Born April 22, 1936 in Billstown, Arkansas, Campbell was the seventh son of 12 children. He started playing guitar as a youth and moved to Albuquerque, New Mexico in 1954 to join his uncle’s band, Dick Bills and the Sandia Mountain Boys. He also appeared there on his uncle’s radio show and on “K Circle B Time,” the local children’s program on KOB Television. In 1958, Campbell formed his own band, the Western Wranglers.
In 1960, Campbell moved to Los Angeles and joined band The Champs. Campbell had found a daytime job at publishing company American Music, writing songs and recording demos, and ultimately playing on recordings by Bobby Darin, Ricky Nelson, Dean Martin, Nat King Cole, The Monkees, Nancy Sinatra, Merle Haggard, Jan and Dean, Elvis Presley, Frank Sinatra, and Phil Spector.

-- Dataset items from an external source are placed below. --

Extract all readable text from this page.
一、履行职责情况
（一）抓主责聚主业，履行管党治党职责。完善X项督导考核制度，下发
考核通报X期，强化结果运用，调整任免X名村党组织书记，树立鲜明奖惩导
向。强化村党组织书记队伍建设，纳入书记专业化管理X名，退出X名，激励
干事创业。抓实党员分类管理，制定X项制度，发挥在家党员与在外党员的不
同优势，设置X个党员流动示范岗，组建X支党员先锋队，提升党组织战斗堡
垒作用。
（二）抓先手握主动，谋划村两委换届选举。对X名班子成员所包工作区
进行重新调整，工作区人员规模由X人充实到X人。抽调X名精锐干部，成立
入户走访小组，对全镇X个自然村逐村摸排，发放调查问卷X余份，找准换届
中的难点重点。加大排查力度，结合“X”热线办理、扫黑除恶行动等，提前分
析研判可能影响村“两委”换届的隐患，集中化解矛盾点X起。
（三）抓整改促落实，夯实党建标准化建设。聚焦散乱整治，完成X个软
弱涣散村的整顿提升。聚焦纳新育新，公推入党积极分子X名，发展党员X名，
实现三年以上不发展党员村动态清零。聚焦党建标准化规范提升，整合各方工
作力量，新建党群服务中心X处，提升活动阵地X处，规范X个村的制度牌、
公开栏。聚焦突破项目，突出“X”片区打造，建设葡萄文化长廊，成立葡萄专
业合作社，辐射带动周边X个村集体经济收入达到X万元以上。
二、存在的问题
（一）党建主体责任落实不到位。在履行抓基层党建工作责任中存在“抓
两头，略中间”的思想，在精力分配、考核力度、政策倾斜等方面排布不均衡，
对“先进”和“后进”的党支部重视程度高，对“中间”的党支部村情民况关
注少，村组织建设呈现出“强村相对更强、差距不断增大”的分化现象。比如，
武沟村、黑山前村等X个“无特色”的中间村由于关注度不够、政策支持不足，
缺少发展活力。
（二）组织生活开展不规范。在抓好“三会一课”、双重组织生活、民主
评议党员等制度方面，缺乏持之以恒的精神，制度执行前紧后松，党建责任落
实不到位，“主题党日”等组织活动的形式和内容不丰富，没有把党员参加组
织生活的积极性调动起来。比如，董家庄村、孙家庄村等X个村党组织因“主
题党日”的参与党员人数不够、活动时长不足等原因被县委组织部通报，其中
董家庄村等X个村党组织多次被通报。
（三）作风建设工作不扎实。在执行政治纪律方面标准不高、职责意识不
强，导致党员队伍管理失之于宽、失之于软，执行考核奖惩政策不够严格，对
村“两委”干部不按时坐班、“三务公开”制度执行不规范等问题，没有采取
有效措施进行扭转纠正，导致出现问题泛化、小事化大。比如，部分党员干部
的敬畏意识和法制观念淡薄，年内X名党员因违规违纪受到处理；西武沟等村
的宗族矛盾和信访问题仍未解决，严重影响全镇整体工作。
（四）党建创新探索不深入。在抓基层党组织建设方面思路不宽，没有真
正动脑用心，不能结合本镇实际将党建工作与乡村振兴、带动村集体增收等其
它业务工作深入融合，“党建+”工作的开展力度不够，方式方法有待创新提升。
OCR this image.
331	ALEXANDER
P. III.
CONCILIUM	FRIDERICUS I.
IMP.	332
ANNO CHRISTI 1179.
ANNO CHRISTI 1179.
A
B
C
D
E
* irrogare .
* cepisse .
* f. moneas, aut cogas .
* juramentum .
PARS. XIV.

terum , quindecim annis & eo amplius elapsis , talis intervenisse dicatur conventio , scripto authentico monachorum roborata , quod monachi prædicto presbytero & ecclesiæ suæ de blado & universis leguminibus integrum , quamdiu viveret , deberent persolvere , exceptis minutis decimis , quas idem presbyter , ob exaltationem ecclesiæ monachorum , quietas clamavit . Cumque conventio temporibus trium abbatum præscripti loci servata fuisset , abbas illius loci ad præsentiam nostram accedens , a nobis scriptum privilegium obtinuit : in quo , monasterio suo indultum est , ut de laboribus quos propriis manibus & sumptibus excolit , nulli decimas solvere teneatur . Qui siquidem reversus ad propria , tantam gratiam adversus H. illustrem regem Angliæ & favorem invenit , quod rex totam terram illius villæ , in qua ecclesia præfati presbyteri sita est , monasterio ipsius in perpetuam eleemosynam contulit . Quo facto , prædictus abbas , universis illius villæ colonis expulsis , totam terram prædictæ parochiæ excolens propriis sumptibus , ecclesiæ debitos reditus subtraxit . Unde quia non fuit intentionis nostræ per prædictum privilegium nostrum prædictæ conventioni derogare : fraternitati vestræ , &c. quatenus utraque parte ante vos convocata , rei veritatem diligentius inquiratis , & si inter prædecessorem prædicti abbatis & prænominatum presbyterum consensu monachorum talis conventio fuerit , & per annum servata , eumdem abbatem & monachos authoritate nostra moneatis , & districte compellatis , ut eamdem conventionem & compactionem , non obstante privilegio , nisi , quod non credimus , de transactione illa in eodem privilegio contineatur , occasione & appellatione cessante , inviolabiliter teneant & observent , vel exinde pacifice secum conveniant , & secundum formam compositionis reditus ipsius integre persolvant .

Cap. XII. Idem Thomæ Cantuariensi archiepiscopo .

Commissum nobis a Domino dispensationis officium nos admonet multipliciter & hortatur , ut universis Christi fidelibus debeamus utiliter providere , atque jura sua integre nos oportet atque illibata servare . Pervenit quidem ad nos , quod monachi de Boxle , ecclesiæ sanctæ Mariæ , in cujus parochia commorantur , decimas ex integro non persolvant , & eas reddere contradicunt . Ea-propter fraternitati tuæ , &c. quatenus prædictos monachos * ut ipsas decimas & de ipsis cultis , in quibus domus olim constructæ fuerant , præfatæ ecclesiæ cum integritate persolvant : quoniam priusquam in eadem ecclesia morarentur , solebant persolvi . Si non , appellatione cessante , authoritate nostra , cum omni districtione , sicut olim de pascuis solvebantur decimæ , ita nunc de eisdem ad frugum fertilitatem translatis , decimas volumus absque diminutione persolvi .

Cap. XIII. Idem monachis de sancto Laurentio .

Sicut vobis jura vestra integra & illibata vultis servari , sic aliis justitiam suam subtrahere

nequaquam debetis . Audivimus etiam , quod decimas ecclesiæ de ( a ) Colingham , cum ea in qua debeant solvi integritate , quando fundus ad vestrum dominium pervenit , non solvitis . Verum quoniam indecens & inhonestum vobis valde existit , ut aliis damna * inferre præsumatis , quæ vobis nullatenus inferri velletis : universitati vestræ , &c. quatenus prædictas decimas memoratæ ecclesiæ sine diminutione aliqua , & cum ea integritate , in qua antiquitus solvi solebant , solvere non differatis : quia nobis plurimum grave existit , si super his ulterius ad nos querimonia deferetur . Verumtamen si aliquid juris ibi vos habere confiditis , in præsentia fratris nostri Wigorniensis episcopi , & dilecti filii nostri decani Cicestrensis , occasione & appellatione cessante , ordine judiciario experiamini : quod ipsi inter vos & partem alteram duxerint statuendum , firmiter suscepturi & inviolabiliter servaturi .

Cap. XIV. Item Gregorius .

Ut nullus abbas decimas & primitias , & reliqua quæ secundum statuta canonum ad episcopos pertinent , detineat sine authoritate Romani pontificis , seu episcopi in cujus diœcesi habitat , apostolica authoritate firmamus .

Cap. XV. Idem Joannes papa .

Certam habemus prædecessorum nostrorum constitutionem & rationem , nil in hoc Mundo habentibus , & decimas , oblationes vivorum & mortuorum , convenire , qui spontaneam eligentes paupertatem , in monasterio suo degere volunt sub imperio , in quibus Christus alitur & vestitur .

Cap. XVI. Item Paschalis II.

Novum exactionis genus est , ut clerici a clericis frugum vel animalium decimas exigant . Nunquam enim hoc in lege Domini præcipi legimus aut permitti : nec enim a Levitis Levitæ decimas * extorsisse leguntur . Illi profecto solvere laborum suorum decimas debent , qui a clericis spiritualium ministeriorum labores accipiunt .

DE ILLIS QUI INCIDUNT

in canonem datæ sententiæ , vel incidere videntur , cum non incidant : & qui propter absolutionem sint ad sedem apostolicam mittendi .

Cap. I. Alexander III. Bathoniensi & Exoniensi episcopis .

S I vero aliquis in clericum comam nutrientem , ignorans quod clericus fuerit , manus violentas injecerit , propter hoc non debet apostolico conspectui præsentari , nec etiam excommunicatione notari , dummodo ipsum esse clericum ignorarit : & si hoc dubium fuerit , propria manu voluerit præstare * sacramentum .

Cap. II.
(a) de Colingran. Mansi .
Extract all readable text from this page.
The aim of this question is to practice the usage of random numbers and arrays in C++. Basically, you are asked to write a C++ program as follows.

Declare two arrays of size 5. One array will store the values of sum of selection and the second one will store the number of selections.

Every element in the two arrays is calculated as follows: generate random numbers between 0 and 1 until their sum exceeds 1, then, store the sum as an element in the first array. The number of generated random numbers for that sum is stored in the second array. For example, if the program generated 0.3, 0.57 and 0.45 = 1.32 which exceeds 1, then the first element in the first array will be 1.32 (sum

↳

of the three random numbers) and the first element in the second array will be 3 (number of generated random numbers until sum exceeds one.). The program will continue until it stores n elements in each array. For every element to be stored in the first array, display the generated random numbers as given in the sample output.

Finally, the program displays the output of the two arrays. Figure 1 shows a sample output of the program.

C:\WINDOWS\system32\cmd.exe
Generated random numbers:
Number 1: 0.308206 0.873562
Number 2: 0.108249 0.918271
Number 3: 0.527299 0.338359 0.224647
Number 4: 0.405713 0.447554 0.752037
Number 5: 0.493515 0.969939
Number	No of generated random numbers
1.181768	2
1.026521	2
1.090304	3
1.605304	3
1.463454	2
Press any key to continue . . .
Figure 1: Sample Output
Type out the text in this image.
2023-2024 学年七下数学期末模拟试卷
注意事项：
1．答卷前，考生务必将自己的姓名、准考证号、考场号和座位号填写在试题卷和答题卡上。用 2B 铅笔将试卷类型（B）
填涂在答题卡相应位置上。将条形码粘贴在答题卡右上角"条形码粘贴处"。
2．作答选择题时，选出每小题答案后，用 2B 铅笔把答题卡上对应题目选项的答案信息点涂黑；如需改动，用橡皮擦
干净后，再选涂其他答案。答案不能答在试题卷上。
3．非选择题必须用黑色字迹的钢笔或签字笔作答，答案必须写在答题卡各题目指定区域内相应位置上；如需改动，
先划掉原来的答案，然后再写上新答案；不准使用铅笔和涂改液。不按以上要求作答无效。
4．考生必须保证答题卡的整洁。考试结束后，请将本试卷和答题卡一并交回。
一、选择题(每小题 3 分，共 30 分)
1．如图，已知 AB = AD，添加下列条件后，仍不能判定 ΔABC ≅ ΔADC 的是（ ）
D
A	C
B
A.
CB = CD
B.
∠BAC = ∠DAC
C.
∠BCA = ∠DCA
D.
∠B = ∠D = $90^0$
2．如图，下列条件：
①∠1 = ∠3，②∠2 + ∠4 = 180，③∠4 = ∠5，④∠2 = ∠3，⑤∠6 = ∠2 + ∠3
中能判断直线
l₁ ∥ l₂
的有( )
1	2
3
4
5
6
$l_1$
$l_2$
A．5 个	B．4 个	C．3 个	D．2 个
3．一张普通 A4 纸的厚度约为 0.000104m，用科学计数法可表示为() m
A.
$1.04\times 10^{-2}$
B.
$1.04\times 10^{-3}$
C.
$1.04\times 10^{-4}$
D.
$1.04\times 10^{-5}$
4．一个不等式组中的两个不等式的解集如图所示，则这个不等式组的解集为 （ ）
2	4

In 1962, Campbell signed with Capital Record and, beginning in 1964, he began to appear on television as a regular on “Star Route,” a syndicated series, ABC’s “Shindig” and “Hollywood Jamboree.”
In the summer of 1968, Campbell guest hosted the “Smothers Brothers Comedy Hour” on CBS. The successful appearance led to his own variety show, “The Glen Campbell Goodtime Hour,” which he hosted from 1969 until 1972. He also appeared opposite John Wayne in “True Grit” in 1969.
In addition to his five Grammys and large collection of CMA and ACM awards, Campbell was inducted into the Country Music Hall of Fame in 2005 and received a Grammy Lifetime Achievement Award in 2012. Campbell was married four times, and has five sons and three daughters.